– Olá, este é mais um podcast IdealPolitik, especialmente para Os Divergentes. Aqui, vamos analisar toda semana o reality show da política, que mantém você entretido com muito circo e pouco pão.
– Para muitos, os protestos no Chile marcam uma reviravolta da esquerda na América Latina, arquitetada pelo Foro de SP, conforme disse o presidente Jair Bolsonaro. E como não pensar assim com a vitória de Alberto Fernandez contra Maurício Macri, na Argentina; com o encurralamento de Lenin Moreno, no Equador; ou pelo avançar do Impeachment de Donald Trump nos EUA, não é mesmo?
– Mas será que é disso que se trata? Primeiro, é preciso observar que, na Bolívia, o esquerdista Evo Morales enfrenta também manifestações contra seu quarto mandato e por grandes projetos de infraestrutura na Amazônia; Nicolás Maduro, na Venezuela, há tempos está em conflito com ruas que pedem a saída dele do poder; e, mesmo no Uruguai, a Frente Ampla, de Pepe Mujica, corre risco de perder no segundo turno.

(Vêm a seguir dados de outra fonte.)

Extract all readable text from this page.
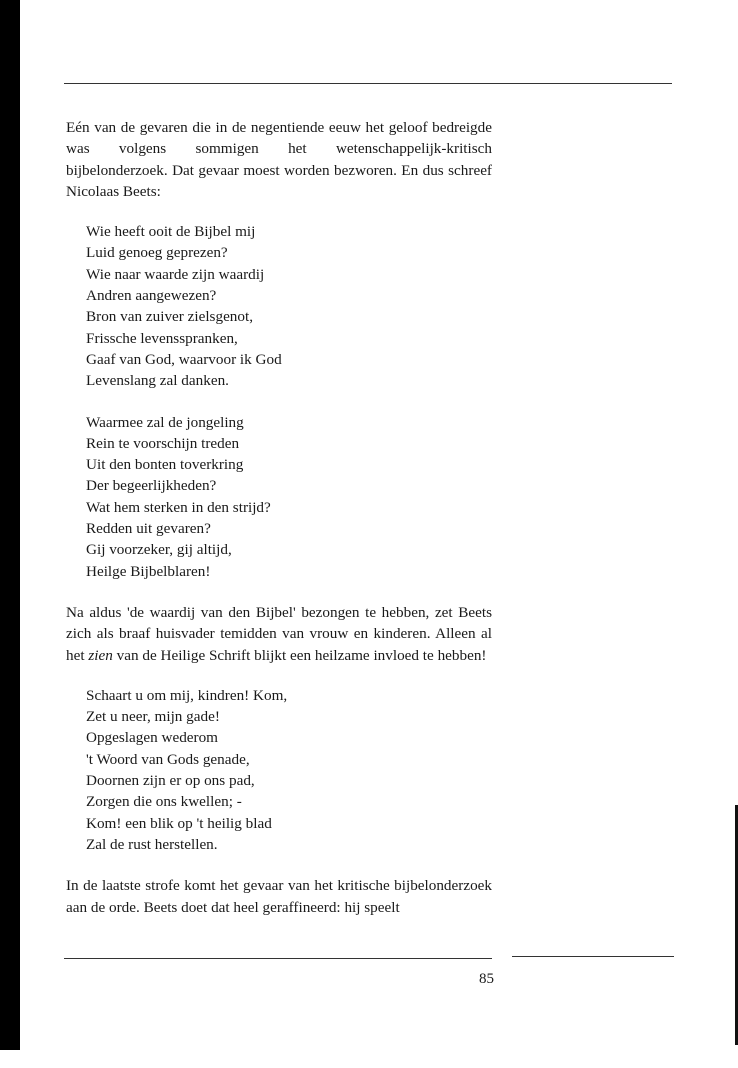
Eén van de gevaren die in de negentiende eeuw het geloof bedreigde was volgens sommigen het wetenschappelijk-kritisch bijbelonderzoek. Dat gevaar moest worden bezworen. En dus schreef Nicolaas Beets:

Wie heeft ooit de Bijbel mij
Luid genoeg geprezen?
Wie naar waarde zijn waardij
Andren aangewezen?
Bron van zuiver zielsgenot,
Frissche levensspranken,
Gaaf van God, waarvoor ik God
Levenslang zal danken.
Waarmee zal de jongeling
Rein te voorschijn treden
Uit den bonten toverkring
Der begeerlijkheden?
Wat hem sterken in den strijd?
Redden uit gevaren?
Gij voorzeker, gij altijd,
Heilge Bijbelblaren!

Na aldus 'de waardij van den Bijbel' bezongen te hebben, zet Beets zich als braaf huisvader temidden van vrouw en kinderen. Alleen al het zien van de Heilige Schrift blijkt een heilzame invloed te hebben!

Schaart u om mij, kindren! Kom,
Zet u neer, mijn gade!
Opgeslagen wederom
't Woord van Gods genade,
Doornen zijn er op ons pad,
Zorgen die ons kwellen; -
Kom! een blik op 't heilig blad
Zal de rust herstellen.

In de laatste strofe komt het gevaar van het kritische bijbelonderzoek aan de orde. Beets doet dat heel geraffineerd: hij speelt

85
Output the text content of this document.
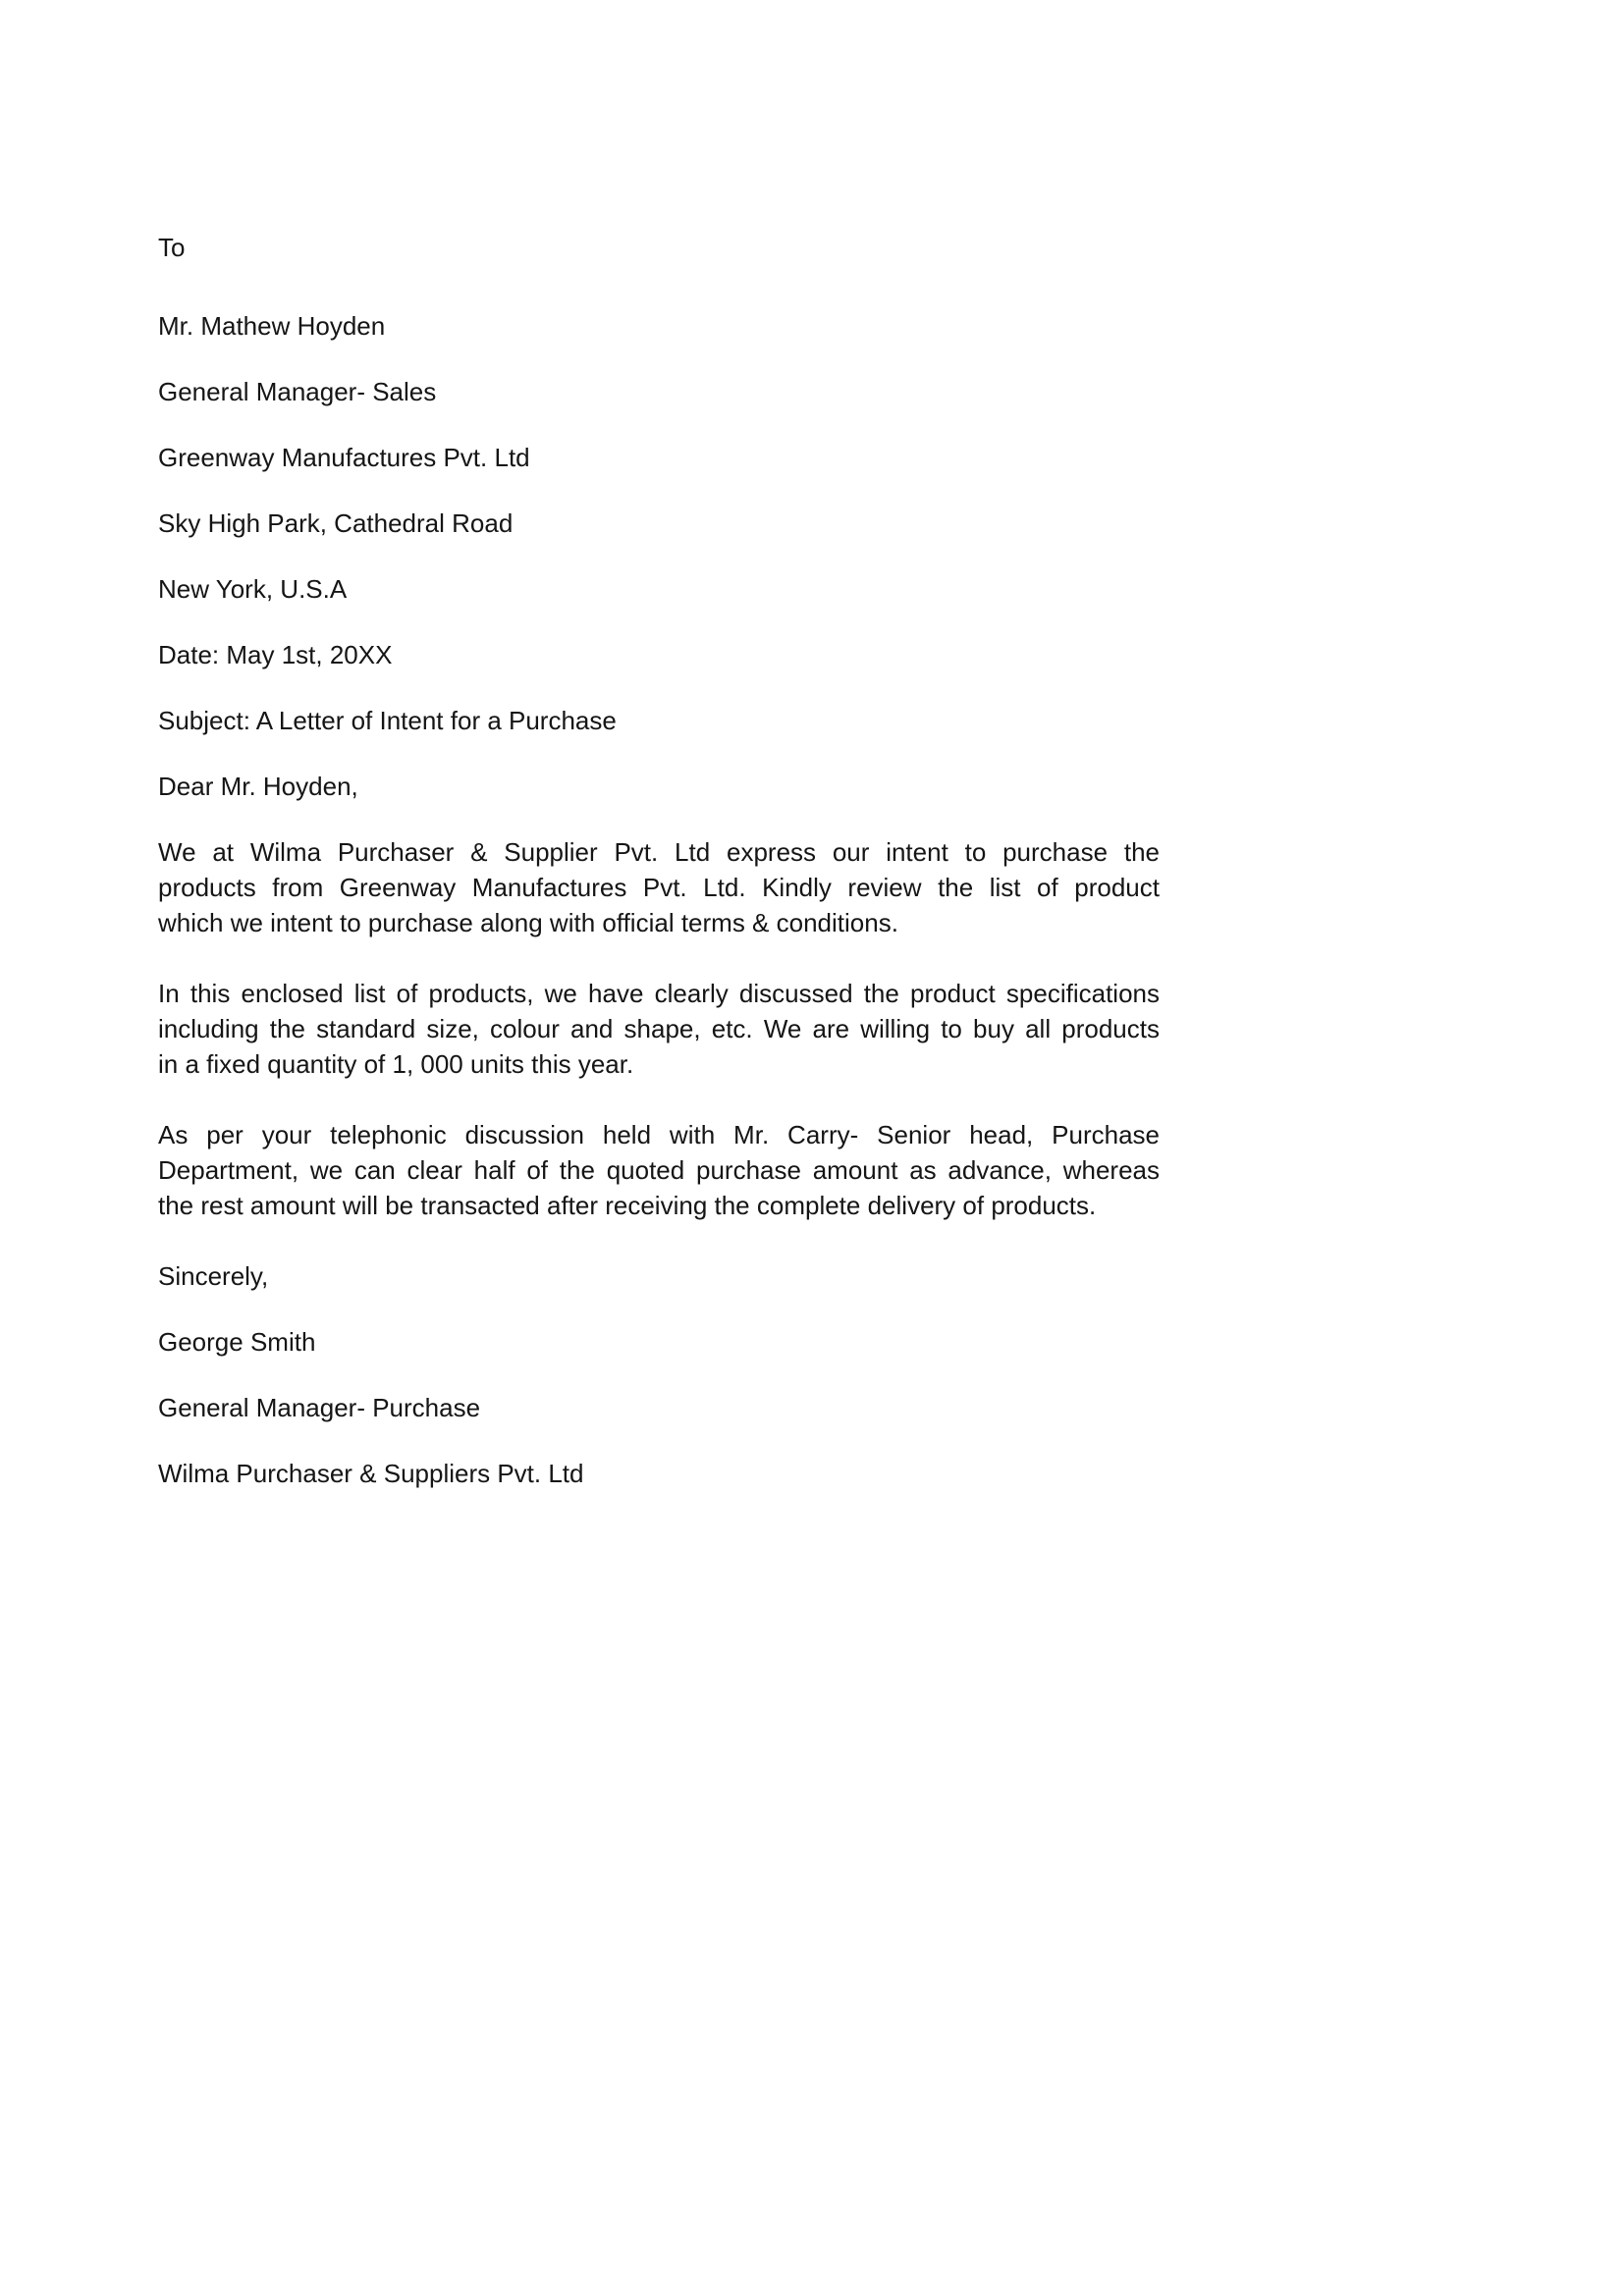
To

Mr. Mathew Hoyden

General Manager- Sales

Greenway Manufactures Pvt. Ltd

Sky High Park, Cathedral Road

New York, U.S.A

Date: May 1st, 20XX

Subject: A Letter of Intent for a Purchase

Dear Mr. Hoyden,

We at Wilma Purchaser & Supplier Pvt. Ltd express our intent to purchase the
products from Greenway Manufactures Pvt. Ltd. Kindly review the list of product
which we intent to purchase along with official terms & conditions.
In this enclosed list of products, we have clearly discussed the product specifications
including the standard size, colour and shape, etc. We are willing to buy all products
in a fixed quantity of 1, 000 units this year.
As per your telephonic discussion held with Mr. Carry- Senior head, Purchase
Department, we can clear half of the quoted purchase amount as advance, whereas
the rest amount will be transacted after receiving the complete delivery of products.

Sincerely,

George Smith

General Manager- Purchase

Wilma Purchaser & Suppliers Pvt. Ltd
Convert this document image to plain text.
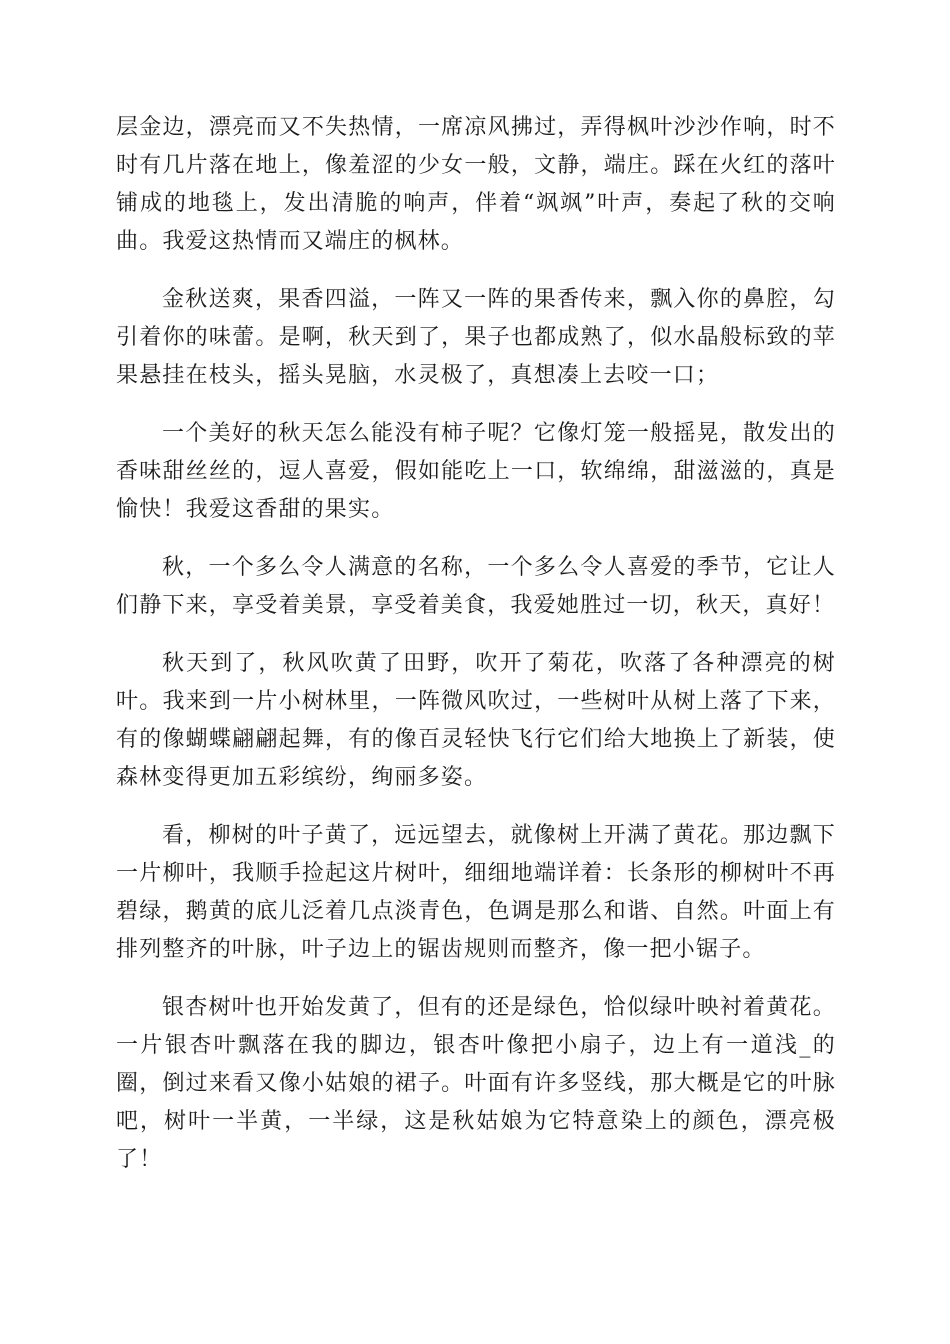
层金边，漂亮而又不失热情，一席凉风拂过，弄得枫叶沙沙作响，时不时有几片落在地上，像羞涩的少女一般，文静，端庄。踩在火红的落叶铺成的地毯上，发出清脆的响声，伴着“飒飒”叶声，奏起了秋的交响曲。我爱这热情而又端庄的枫林。

金秋送爽，果香四溢，一阵又一阵的果香传来，飘入你的鼻腔，勾引着你的味蕾。是啊，秋天到了，果子也都成熟了，似水晶般标致的苹果悬挂在枝头，摇头晃脑，水灵极了，真想凑上去咬一口；

一个美好的秋天怎么能没有柿子呢？它像灯笼一般摇晃，散发出的香味甜丝丝的，逗人喜爱，假如能吃上一口，软绵绵，甜滋滋的，真是愉快！我爱这香甜的果实。

秋，一个多么令人满意的名称，一个多么令人喜爱的季节，它让人们静下来，享受着美景，享受着美食，我爱她胜过一切，秋天，真好！

秋天到了，秋风吹黄了田野，吹开了菊花，吹落了各种漂亮的树叶。我来到一片小树林里，一阵微风吹过，一些树叶从树上落了下来，有的像蝴蝶翩翩起舞，有的像百灵轻快飞行它们给大地换上了新装，使森林变得更加五彩缤纷，绚丽多姿。

看，柳树的叶子黄了，远远望去，就像树上开满了黄花。那边飘下一片柳叶，我顺手捡起这片树叶，细细地端详着：长条形的柳树叶不再碧绿，鹅黄的底儿泛着几点淡青色，色调是那么和谐、自然。叶面上有排列整齐的叶脉，叶子边上的锯齿规则而整齐，像一把小锯子。

银杏树叶也开始发黄了，但有的还是绿色，恰似绿叶映衬着黄花。一片银杏叶飘落在我的脚边，银杏叶像把小扇子，边上有一道浅_的圈，倒过来看又像小姑娘的裙子。叶面有许多竖线，那大概是它的叶脉吧，树叶一半黄，一半绿，这是秋姑娘为它特意染上的颜色，漂亮极了！
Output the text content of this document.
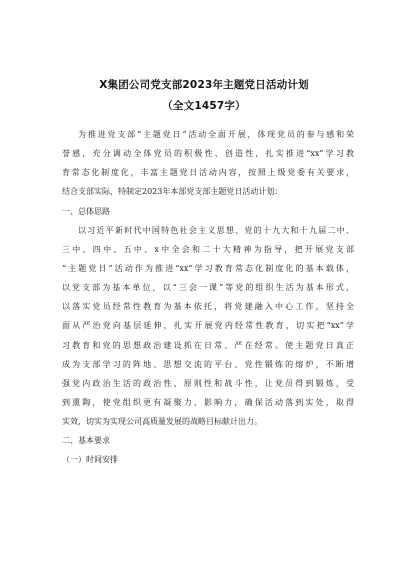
X集团公司党支部2023年主题党日活动计划
（全文1457字）
为推进党支部“主题党日”活动全面开展，体现党员的参与感和荣
誉感，充分调动全体党员的积极性、创造性，扎实推进“xx”学习教
育常态化制度化，丰富主题党日活动内容，按照上级党委有关要求，
结合支部实际，特制定2023年本部党支部主题党日活动计划：
一、总体思路
以习近平新时代中国特色社会主义思想、党的十九大和十九届二中、
三中、四中、五中、x中全会和二十大精神为指导，把开展党支部
“主题党日”活动作为推进“xx”学习教育常态化制度化的基本载体，
以党支部为基本单位，以“三会一课”等党的组织生活为基本形式，
以落实党员经常性教育为基本依托，将党建融入中心工作，坚持全
面从严治党向基层延伸，扎实开展党内经常性教育，切实把“xx”学
习教育和党的思想政治建设抓在日常、严在经常。使主题党日真正
成为支部学习的阵地、思想交流的平台、党性锻炼的熔炉，不断增
强党内政治生活的政治性、原则性和战斗性，让党员得到锻炼，受
到熏陶，使党组织更有凝聚力、影响力，确保活动落到实处，取得
实效，切实为实现公司高质量发展的战略目标献计出力。
二、基本要求
（一）时间安排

– Conforme pesquisa publicada pelo jornal chileno La Tercera, o presidente do país, Sebastián Piñera, é reprovado por 78% da opinião pública pelos seguintes motivos: mau tratamento de protestos; baixa pensão para os aposentados; desigualdade e abuso de autoridade; não ouvir as pessoas comuns; má gestão da educação e da saúde; baixos salários; não cumprimento de promessas; proteção dos interesses das elites econômicas; alto custo dos serviços básicos; e falta de segurança pública. São estes os denominadores mais ou menos comuns a todas as insurreições analisadas. Já reparou?
– Estas podem até parecer pautas de esquerda, mas como se ela também está em xeque? Claro que as cúpulas políticas – situacionistas ou oposicionistas em cada Estado – tentam capturar tais sentimentos e responder honestamente a esse verdadeiro encontro de mal-estares sociais, mas a crise, percebe-se, está relacionada estruturalmente àquele inconsciente coletivo que falamos no podcast anterior. Cansado de esperar.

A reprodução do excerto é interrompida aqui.